Biological methods include photosynthesis of plants and microalgae. Photosynthesis of microalgae appears to be attractive over that of plants. The micro- algae growth kinetics indicates that the rate increases and decreases with the concentration of microalgae and highest at an optimum concentration. The mechanism of photosynthesis of algae involves providing highest spreading area to volume ratio, stabilizing the CO2, maintaining optimum concentration corresponding to highest growth rate and maintaining nutrient concentration. Ensuring the above criteria into the design of photobioreactor will be helpful to achieve an economical photobioreactor system.

The photobioreactor in one embodiment has a tank which is connected to CO2 source and an illumination source. A rotating shaft is installed within the trough of the tank onto which discs can be mounted. These discs have a layer of microalgae suspension on its surface and are assembled around the shaft. The trough has also an inlet and outlet. This is illustrated in fig. 1.

In another embodiment, the outlet has a liquid seal. In another embodiment, the trough is so designed wherein the length of the trough is greater than the diameter of the disc, its depth is greater than radius of the disc and also its width is same as shaft length.

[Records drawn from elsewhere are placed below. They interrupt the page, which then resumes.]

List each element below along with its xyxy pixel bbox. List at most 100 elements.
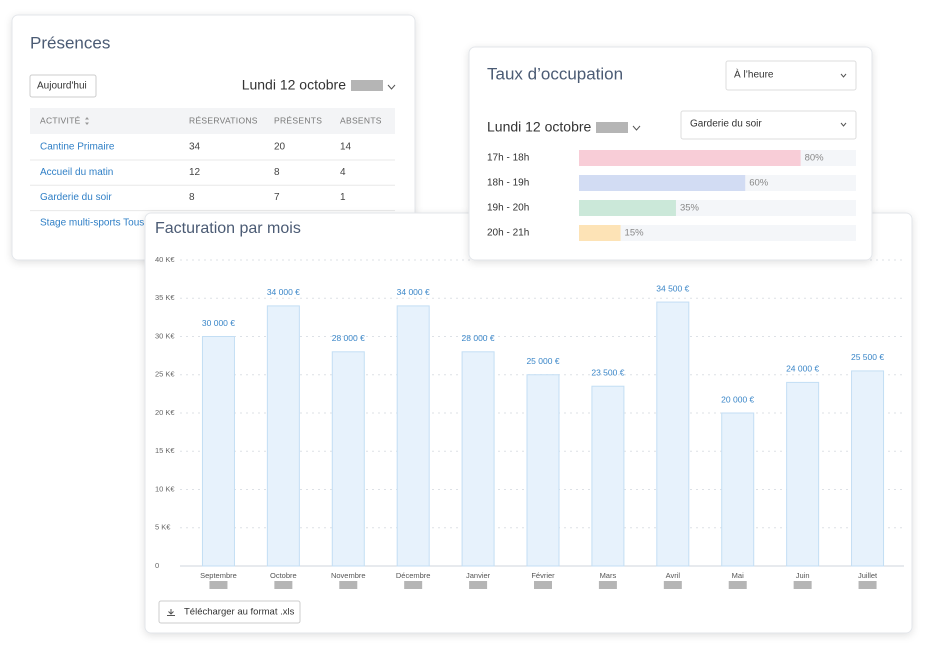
today-button-label[interactable]: Aujourd'hui <box>37 81 87 92</box>
activity-link: Accueil du matin <box>40 167 113 178</box>
redacted <box>596 122 628 133</box>
column-header: ACTIVITÉ <box>40 115 81 125</box>
period-select-label[interactable]: À l’heure <box>734 68 774 81</box>
redacted <box>209 581 228 589</box>
bar <box>579 175 746 191</box>
y-tick-label: 40 K€ <box>155 255 175 264</box>
activity-select-label[interactable]: Garderie du soir <box>690 119 762 130</box>
bar <box>721 412 755 567</box>
value-label: 15% <box>625 228 645 239</box>
redacted <box>351 80 383 91</box>
x-tick-label: Janvier <box>466 571 491 580</box>
bar-track <box>579 225 856 241</box>
table-header <box>30 108 395 134</box>
redacted <box>534 581 552 589</box>
period-select[interactable] <box>725 60 857 91</box>
activity-select[interactable] <box>680 110 857 140</box>
y-tick-label: 5 K€ <box>155 523 171 532</box>
redacted <box>469 581 488 589</box>
redacted <box>793 581 812 589</box>
redacted <box>858 581 877 589</box>
value-label: 28 000 € <box>462 333 495 343</box>
x-tick-label: Mars <box>600 571 617 580</box>
value-label: 23 500 € <box>591 367 624 377</box>
redacted <box>598 581 617 589</box>
download-label[interactable]: Télécharger au format .xls <box>184 607 295 618</box>
chevron <box>387 84 396 90</box>
row-label: 18h - 19h <box>487 178 529 189</box>
value-label: 30 000 € <box>202 318 235 328</box>
bar <box>266 305 300 567</box>
row-label: 20h - 21h <box>487 228 529 239</box>
x-tick-label: Octobre <box>270 571 297 580</box>
table-cell: 4 <box>340 167 346 178</box>
activity-link: Cantine Primaire <box>40 142 115 153</box>
column-header: PRÉSENTS <box>274 115 322 125</box>
table-cell: 34 <box>189 142 201 153</box>
y-tick-label: 0 <box>155 561 159 570</box>
y-tick-label: 10 K€ <box>155 484 175 493</box>
value-label: 35% <box>680 203 700 214</box>
date-picker[interactable]: Lundi 12 octobre <box>242 77 347 93</box>
value-label: 60% <box>749 178 769 189</box>
x-tick-label: Février <box>531 571 555 580</box>
today-button[interactable] <box>29 74 97 98</box>
y-tick-label: 35 K€ <box>155 293 175 302</box>
bar <box>396 305 430 567</box>
download-icon <box>167 609 175 616</box>
value-label: 20 000 € <box>721 394 754 404</box>
value-label: 28 000 € <box>332 333 365 343</box>
table-cell: 1 <box>340 192 346 203</box>
redacted <box>274 581 293 589</box>
x-tick-label: Novembre <box>331 571 366 580</box>
bar <box>526 374 560 567</box>
date-picker[interactable]: Lundi 12 octobre <box>487 119 592 135</box>
value-label: 24 000 € <box>786 364 819 374</box>
bar <box>579 150 801 166</box>
row-label: 19h - 20h <box>487 203 529 214</box>
card-title: Présences <box>30 33 110 52</box>
bar <box>591 385 625 567</box>
redacted <box>339 581 358 589</box>
x-tick-label: Mai <box>732 571 744 580</box>
row-label: 17h - 18h <box>487 153 529 164</box>
table-cell: 12 <box>189 167 201 178</box>
occupation-card: Taux d’occupation À l’heure Lundi 12 oct… <box>468 46 873 261</box>
bar <box>579 200 676 216</box>
table-cell: 8 <box>274 167 280 178</box>
value-label: 34 000 € <box>397 287 430 297</box>
redacted <box>663 581 682 589</box>
activity-link: Garderie du soir <box>40 192 112 203</box>
x-tick-label: Avril <box>666 571 681 580</box>
value-label: 25 500 € <box>851 352 884 362</box>
bar <box>331 351 365 567</box>
bar <box>201 336 235 567</box>
presences-card: Présences Aujourd'hui Lundi 12 octobre A… <box>11 14 416 261</box>
value-label: 80% <box>805 153 825 164</box>
y-tick-label: 15 K€ <box>155 446 175 455</box>
y-tick-label: 20 K€ <box>155 408 175 417</box>
card-title: Taux d’occupation <box>487 64 623 83</box>
sort-icon <box>85 117 89 125</box>
chevron <box>632 125 641 131</box>
y-tick-label: 30 K€ <box>155 331 175 340</box>
download-button[interactable] <box>158 600 301 624</box>
card-title: Facturation par mois <box>155 220 301 237</box>
table-cell: 20 <box>274 142 286 153</box>
value-label: 25 000 € <box>526 356 559 366</box>
bar <box>656 301 690 567</box>
column-header: ABSENTS <box>340 115 382 125</box>
value-label: 34 000 € <box>267 287 300 297</box>
billing-card: Facturation par mois Télécharger au form… <box>144 212 913 634</box>
table-cell: 7 <box>274 192 280 203</box>
y-tick-label: 25 K€ <box>155 370 175 379</box>
bar <box>461 351 495 567</box>
redacted <box>404 581 423 589</box>
redacted <box>728 581 747 589</box>
x-tick-label: Juin <box>796 571 810 580</box>
chevron <box>840 73 847 78</box>
table-cell: 8 <box>189 192 195 203</box>
column-header: RÉSERVATIONS <box>189 115 258 125</box>
x-tick-label: Juillet <box>858 571 878 580</box>
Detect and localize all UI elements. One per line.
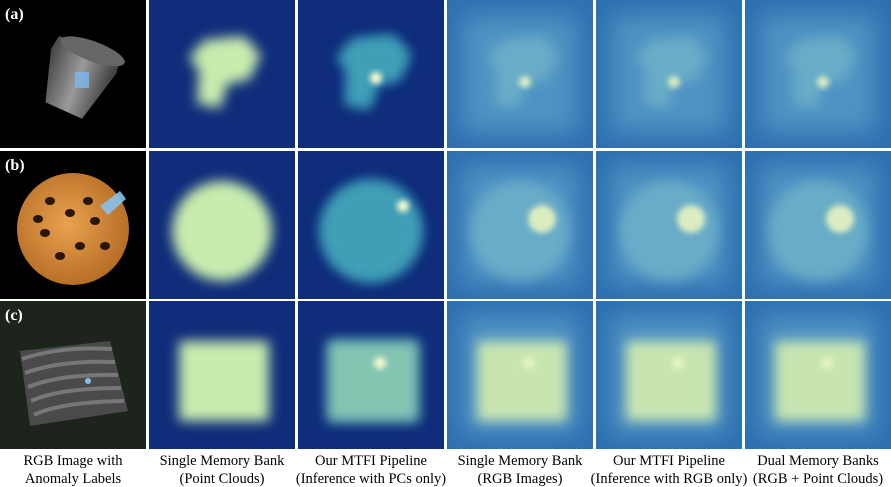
chip: [45, 197, 55, 205]
hotspot: [397, 200, 409, 212]
chip: [55, 252, 65, 260]
hotspot: [817, 76, 829, 88]
chip: [65, 209, 75, 217]
hotspot: [523, 357, 535, 369]
column-caption: (Inference with PCs only): [296, 471, 446, 487]
panel: [149, 151, 295, 299]
panel: [447, 0, 593, 148]
row-label: (b): [5, 157, 25, 174]
blob: [626, 341, 716, 421]
panel: [596, 151, 742, 299]
column-caption: Single Memory Bank: [458, 453, 584, 469]
anomaly: [75, 72, 89, 88]
blob: [172, 181, 272, 281]
column-caption: Anomaly Labels: [25, 471, 122, 487]
panel: [149, 301, 295, 449]
panel: [447, 301, 593, 449]
panel: [447, 151, 593, 299]
cookie: [17, 173, 129, 285]
chip: [33, 215, 43, 223]
column-caption: Our MTFI Pipeline: [613, 453, 725, 469]
blob: [179, 341, 269, 421]
hotspot: [677, 205, 705, 233]
blob: [477, 341, 567, 421]
row-label: (a): [5, 6, 24, 23]
blob: [619, 181, 719, 281]
panel: [298, 0, 444, 148]
chip: [40, 229, 50, 237]
column-caption: (Inference with RGB only): [591, 471, 748, 487]
blob: [328, 341, 418, 421]
column-caption: (Point Clouds): [180, 471, 265, 487]
column-caption: Single Memory Bank: [160, 453, 286, 469]
blob: [470, 181, 570, 281]
hotspot: [668, 76, 680, 88]
hotspot: [519, 76, 531, 88]
panel: [745, 301, 891, 449]
panel: [596, 0, 742, 148]
panel: [149, 0, 295, 148]
column-caption: RGB Image with: [23, 453, 123, 469]
panel: [596, 301, 742, 449]
column-caption: Dual Memory Banks: [757, 453, 879, 469]
column-caption: Our MTFI Pipeline: [315, 453, 427, 469]
hotspot: [528, 205, 556, 233]
blob: [768, 181, 868, 281]
column-caption: (RGB Images): [478, 471, 563, 487]
column-caption: (RGB + Point Clouds): [753, 471, 883, 487]
hotspot: [821, 357, 833, 369]
row-label: (c): [5, 307, 23, 324]
panel: (c): [0, 301, 146, 449]
chip: [90, 217, 100, 225]
panel: (a): [0, 0, 146, 148]
chip: [83, 197, 93, 205]
hotspot: [374, 357, 386, 369]
panel: (b): [0, 151, 146, 299]
panel: [298, 301, 444, 449]
blob: [775, 341, 865, 421]
hotspot: [370, 72, 382, 84]
anomaly: [85, 378, 91, 384]
blob: [321, 181, 421, 281]
chip: [100, 242, 110, 250]
hotspot: [672, 357, 684, 369]
panel: [745, 151, 891, 299]
figure: (a) (b) (c) RGB Image with Anomaly Labels Sin…: [0, 0, 891, 487]
panel: [745, 0, 891, 148]
hotspot: [826, 205, 854, 233]
panel: [298, 151, 444, 299]
chip: [75, 242, 85, 250]
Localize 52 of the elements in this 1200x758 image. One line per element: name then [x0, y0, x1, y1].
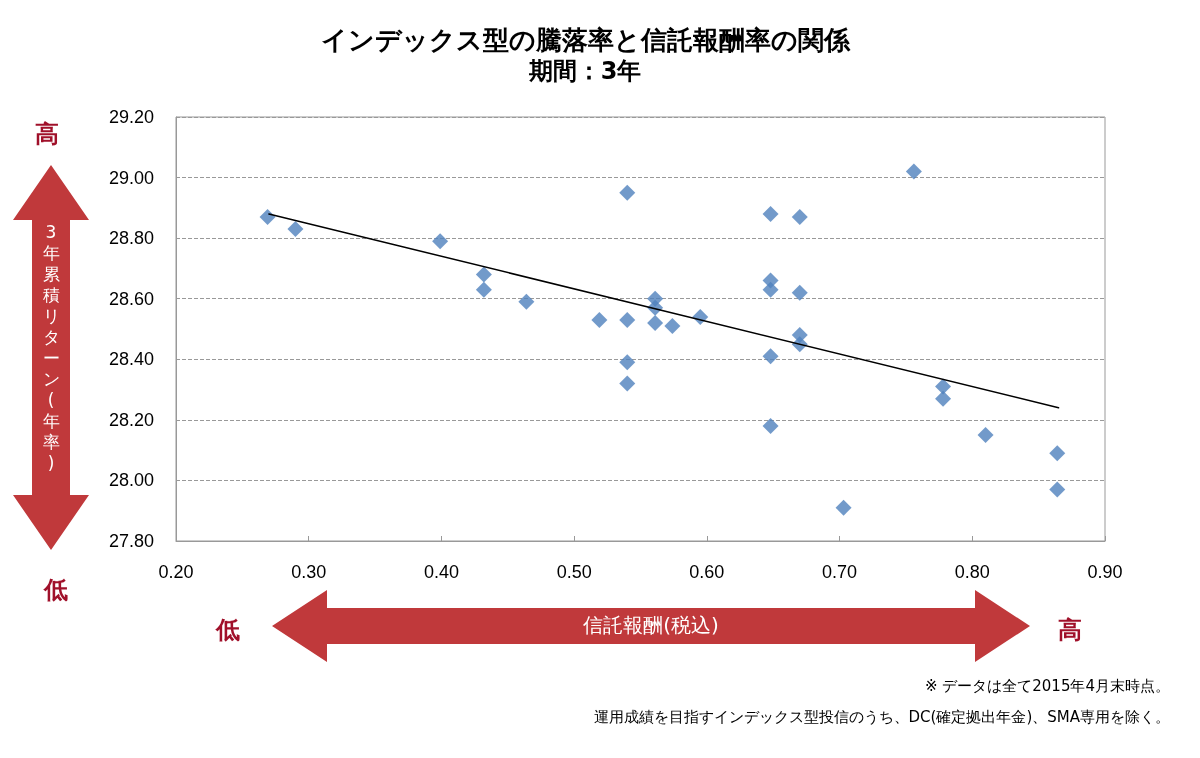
point — [287, 221, 304, 238]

The novelty is in the formation of perforations on the said discs or roughening the surface, each adapted to increase the surface of the disc to hold more liquid film. The discs may be transparent or translucent and tank may be of metal or non-metalic. The rotation rate of shaft is adjustable and the tank also includes a transparent closure.

All embodiments are for purpose of understanding and do not limit the scope of invention. All modifications and variations are obvious to skilled persons are within the scope of the invention.